The type II secretion system (T2SS) plays a major role in promoting bacterial survival in the environment and in human hosts. One of the best characterized T2SS is that of
Legionella pneumophila
, the agent of Legionnaires’ disease. Secreting at least 25 proteins, including degradative enzymes, eukaryotic-like proteins and novel effectors, this T2SS contributes to the ability of
L. pneumophila
to grow at low temperatures, infect amoebal and macrophage hosts, damage lung tissue, evade the immune system, and undergo sliding motility.
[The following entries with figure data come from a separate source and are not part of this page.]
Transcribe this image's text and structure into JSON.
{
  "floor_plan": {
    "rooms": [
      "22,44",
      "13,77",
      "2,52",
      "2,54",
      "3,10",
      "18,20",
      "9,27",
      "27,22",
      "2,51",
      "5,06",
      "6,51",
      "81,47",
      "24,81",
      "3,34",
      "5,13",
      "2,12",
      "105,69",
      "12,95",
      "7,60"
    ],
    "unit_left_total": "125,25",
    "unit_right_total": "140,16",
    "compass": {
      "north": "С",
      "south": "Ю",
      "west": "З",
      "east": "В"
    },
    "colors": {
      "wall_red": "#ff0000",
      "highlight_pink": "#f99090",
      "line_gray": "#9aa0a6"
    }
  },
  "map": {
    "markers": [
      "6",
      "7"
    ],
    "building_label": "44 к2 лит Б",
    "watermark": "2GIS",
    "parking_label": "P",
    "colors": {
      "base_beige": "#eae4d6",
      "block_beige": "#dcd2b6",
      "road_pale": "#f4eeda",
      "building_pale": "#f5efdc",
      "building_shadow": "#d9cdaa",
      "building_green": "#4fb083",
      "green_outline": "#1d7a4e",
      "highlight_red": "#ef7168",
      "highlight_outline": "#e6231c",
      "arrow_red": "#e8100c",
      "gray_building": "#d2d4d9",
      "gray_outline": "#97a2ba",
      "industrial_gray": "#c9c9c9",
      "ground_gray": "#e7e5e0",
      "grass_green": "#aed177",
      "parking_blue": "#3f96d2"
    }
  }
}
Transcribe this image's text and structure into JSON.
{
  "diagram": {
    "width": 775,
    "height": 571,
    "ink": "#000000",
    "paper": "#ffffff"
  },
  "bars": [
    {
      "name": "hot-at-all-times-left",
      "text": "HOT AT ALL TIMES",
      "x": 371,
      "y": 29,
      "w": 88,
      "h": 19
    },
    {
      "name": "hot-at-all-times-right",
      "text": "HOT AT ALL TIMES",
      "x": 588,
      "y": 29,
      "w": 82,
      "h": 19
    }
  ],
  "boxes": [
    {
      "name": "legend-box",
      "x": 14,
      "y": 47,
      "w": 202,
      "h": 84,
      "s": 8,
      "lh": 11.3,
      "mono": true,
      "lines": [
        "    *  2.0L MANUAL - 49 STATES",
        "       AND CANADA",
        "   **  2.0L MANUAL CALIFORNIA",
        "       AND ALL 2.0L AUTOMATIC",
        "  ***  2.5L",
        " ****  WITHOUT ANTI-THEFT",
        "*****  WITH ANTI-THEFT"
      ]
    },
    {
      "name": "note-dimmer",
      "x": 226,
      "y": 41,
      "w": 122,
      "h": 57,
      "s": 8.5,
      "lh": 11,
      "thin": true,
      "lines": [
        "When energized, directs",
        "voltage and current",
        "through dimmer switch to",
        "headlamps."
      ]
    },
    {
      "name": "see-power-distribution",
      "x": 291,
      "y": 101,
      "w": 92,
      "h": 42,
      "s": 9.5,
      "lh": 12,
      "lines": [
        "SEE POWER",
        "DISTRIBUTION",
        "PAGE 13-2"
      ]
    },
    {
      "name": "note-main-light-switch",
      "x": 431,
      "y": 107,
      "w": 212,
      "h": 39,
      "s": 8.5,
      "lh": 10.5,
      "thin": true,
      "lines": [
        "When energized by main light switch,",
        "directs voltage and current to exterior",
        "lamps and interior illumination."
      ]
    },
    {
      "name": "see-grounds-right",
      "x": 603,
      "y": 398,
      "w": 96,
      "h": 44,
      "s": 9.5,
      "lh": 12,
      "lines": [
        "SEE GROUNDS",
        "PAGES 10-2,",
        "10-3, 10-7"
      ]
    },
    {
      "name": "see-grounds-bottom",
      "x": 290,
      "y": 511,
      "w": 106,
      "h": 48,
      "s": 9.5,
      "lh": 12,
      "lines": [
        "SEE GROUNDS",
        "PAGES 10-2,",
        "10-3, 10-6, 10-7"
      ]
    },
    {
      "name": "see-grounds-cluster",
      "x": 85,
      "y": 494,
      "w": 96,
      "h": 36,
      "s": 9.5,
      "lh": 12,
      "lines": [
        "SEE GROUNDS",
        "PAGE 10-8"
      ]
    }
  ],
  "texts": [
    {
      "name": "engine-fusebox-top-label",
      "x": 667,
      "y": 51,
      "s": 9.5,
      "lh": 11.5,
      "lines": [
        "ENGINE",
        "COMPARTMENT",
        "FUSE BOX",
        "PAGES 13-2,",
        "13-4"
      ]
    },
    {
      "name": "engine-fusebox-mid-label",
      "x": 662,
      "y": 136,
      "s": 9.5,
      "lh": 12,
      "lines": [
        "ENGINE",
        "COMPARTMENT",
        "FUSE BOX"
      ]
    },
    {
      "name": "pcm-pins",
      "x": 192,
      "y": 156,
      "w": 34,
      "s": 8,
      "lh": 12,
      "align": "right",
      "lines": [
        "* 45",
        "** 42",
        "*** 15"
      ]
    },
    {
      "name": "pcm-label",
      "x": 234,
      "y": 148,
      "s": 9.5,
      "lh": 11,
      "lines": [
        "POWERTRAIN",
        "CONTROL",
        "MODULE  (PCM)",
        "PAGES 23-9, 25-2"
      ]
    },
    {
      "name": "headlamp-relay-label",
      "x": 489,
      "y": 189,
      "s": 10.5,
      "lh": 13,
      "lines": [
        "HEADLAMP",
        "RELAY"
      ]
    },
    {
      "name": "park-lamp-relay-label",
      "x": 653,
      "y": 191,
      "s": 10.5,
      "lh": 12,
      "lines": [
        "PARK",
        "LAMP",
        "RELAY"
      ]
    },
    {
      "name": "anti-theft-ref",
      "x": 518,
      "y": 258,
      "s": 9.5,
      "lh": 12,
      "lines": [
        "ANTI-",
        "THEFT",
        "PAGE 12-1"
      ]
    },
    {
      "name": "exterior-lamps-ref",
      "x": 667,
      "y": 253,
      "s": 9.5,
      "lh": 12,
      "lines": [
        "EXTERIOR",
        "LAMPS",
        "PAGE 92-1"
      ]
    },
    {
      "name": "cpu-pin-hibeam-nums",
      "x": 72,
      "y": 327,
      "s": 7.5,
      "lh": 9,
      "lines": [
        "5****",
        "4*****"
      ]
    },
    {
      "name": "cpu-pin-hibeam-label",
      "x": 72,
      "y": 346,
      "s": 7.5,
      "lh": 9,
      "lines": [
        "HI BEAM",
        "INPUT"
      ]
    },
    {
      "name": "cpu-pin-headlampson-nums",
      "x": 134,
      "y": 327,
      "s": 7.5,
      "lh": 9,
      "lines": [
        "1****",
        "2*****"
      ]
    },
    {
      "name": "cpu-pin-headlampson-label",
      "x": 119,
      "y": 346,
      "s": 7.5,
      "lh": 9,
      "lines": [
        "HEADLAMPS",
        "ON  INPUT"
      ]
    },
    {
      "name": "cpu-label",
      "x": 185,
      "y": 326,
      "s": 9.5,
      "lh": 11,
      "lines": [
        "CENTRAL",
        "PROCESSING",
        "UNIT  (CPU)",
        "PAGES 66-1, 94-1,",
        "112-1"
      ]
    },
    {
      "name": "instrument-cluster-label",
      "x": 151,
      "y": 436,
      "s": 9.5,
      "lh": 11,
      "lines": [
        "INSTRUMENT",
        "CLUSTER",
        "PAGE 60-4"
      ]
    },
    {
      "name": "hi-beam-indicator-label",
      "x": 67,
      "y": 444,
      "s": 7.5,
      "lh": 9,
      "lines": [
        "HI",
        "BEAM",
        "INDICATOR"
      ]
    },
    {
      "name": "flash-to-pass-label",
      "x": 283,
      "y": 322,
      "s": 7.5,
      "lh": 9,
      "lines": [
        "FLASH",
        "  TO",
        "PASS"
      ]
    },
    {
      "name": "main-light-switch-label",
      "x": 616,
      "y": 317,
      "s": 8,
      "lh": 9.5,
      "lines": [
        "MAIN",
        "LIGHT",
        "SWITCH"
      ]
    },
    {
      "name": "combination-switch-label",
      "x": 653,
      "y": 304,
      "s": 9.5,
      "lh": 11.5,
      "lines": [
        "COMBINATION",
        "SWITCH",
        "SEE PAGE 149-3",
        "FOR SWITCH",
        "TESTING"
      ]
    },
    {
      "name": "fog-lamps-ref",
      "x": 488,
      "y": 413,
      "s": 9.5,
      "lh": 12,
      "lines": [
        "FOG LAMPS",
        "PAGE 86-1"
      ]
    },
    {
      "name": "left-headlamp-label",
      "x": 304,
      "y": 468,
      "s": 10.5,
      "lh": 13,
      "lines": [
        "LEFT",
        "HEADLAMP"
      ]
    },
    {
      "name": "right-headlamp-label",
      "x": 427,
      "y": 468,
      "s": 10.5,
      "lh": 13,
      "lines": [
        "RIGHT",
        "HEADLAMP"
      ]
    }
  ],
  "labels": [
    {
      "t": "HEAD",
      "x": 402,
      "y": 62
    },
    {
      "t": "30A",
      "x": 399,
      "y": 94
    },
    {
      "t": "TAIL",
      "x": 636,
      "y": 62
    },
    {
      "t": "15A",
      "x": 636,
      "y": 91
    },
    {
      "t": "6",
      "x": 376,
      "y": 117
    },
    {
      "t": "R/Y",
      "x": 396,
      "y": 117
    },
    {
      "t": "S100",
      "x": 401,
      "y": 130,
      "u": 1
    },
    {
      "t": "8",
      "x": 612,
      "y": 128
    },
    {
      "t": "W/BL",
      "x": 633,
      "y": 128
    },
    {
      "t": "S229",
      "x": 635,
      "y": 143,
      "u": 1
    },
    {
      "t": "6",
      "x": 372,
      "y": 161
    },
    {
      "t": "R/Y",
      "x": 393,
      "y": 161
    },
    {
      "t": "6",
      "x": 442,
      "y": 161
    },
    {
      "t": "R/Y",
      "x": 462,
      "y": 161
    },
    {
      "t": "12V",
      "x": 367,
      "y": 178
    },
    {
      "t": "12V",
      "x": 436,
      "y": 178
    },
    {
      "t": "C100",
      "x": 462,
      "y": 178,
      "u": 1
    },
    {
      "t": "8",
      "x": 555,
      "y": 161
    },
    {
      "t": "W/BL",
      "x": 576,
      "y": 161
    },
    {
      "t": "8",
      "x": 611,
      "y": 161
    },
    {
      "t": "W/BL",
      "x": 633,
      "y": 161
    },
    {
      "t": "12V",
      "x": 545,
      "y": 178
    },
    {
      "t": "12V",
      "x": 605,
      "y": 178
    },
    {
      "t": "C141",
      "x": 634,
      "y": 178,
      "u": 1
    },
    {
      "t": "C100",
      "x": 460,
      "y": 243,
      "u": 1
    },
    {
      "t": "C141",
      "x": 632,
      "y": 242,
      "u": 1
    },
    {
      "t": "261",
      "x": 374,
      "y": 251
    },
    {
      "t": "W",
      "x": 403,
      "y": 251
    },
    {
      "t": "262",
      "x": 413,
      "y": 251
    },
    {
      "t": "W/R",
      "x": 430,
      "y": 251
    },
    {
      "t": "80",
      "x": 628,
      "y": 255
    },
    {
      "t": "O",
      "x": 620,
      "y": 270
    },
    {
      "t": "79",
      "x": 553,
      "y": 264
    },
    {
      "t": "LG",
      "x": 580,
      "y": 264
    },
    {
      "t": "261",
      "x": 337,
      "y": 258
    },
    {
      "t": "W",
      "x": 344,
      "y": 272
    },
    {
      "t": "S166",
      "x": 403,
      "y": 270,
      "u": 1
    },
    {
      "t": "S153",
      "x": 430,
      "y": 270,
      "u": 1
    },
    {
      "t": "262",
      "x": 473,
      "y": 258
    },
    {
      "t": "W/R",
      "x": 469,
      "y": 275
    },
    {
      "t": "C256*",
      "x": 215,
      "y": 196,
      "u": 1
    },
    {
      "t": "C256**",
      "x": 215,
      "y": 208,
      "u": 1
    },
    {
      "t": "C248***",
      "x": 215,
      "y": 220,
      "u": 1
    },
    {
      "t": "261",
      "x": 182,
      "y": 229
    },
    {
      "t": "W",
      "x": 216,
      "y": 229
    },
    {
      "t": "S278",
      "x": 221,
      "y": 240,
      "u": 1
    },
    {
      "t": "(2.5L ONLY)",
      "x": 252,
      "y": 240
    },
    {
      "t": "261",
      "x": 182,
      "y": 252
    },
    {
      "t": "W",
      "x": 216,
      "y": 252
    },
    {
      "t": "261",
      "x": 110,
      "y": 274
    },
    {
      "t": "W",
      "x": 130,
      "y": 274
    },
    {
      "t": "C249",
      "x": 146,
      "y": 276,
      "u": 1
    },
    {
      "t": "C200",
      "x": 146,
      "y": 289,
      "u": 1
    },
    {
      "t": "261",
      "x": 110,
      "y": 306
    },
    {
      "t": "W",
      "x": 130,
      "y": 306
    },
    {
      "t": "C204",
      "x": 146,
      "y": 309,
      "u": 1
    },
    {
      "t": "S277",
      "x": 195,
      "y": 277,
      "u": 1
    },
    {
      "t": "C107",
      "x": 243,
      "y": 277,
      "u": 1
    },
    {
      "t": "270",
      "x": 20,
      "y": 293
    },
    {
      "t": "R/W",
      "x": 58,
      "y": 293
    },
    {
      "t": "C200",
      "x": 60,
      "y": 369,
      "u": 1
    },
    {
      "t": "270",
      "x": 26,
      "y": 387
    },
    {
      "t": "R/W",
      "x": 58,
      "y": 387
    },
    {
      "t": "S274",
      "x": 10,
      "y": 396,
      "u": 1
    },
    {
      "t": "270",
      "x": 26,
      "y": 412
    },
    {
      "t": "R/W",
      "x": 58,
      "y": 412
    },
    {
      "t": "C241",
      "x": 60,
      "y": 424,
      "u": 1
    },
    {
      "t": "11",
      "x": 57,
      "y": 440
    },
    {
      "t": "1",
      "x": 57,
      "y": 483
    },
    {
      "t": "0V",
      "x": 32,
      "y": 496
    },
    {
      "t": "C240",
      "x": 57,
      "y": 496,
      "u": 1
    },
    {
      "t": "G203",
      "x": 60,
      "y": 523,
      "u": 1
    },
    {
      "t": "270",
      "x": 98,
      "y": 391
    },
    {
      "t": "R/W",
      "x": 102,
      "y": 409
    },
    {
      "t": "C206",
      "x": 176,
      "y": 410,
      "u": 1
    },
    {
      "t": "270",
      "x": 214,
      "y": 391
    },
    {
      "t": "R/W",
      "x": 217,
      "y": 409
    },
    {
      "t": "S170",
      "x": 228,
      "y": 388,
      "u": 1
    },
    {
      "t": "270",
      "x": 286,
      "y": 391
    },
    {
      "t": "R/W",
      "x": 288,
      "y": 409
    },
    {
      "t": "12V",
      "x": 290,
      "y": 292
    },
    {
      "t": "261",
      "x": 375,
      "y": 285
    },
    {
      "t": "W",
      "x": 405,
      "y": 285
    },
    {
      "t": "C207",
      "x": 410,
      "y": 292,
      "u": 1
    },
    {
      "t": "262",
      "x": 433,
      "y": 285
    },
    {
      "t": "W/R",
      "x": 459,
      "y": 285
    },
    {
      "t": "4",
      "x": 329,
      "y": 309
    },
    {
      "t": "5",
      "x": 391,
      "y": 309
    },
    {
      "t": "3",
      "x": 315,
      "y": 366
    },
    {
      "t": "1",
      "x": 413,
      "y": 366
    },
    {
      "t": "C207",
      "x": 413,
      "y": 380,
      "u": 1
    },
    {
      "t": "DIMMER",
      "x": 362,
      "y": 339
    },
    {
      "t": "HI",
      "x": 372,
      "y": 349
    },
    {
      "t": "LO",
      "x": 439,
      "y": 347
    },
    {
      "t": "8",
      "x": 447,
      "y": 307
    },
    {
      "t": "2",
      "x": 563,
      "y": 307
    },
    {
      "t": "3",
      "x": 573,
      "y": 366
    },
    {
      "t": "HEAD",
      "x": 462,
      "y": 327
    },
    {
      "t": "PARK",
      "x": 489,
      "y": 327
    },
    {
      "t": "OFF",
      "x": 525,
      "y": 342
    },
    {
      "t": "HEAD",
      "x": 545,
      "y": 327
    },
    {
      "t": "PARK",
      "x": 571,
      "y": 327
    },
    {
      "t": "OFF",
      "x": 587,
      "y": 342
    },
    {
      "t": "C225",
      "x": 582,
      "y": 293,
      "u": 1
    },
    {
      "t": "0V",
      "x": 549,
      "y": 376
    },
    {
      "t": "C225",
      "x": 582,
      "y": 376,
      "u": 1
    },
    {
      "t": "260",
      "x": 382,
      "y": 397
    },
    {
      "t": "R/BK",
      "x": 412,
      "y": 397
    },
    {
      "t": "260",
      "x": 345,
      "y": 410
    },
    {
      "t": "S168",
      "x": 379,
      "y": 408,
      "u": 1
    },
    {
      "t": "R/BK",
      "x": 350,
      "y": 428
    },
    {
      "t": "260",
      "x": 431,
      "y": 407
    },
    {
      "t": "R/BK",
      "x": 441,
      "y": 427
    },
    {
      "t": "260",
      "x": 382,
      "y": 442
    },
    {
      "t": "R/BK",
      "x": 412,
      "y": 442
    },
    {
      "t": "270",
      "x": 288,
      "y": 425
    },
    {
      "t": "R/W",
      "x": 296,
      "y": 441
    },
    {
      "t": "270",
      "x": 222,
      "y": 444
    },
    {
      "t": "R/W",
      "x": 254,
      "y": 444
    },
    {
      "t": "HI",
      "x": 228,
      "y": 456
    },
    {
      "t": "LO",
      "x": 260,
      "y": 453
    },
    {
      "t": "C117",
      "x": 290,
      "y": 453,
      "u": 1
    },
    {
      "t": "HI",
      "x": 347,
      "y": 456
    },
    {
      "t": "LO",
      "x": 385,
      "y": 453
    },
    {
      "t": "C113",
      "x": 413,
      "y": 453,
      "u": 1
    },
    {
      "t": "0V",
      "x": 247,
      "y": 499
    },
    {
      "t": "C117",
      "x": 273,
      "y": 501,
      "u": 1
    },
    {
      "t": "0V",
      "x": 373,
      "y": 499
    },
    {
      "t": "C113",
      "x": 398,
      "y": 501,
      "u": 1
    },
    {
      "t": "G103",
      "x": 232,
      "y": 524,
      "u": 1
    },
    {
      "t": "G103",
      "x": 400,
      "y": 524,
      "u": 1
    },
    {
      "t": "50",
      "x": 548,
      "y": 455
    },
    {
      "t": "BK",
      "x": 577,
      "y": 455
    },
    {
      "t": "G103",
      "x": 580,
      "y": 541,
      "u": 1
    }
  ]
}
The genes encoding the T2SS are conserved across the genus
Legionella
, which includes 62 species and >30 pathogens in addition to
L. pneumophila
. The vast majority of effectors associated with
L. pneumophila
are shared by a large number of
Legionella
species, hinting at a critical role for them in the ecology of
Legionella
as a whole. However, no other species has the same repertoire as
L. pneumophila
, with, as a general rule, phylogenetically more closely related species sharing similar sets of effectors. T2SS effectors that are involved in infection of a eukaryotic host(s) are more prevalent throughout
Legionella
, indicating that they are under stronger selective pressure. The
Legionella
T2SS apparatus is closest to that of
Aquicella
(another parasite of amoebae), and a significant number of
L. pneumophila
effectors have their closest homologues in
Aquicella
. Thus, the T2SS of
L. pneumophila
probably originated within the order
Legionellales
, with some of its effectors having arisen within that
Aquicella
-like progenitor, while other effectors derived from the amoebal host, mimiviruses, fungi and less closely related bacteria.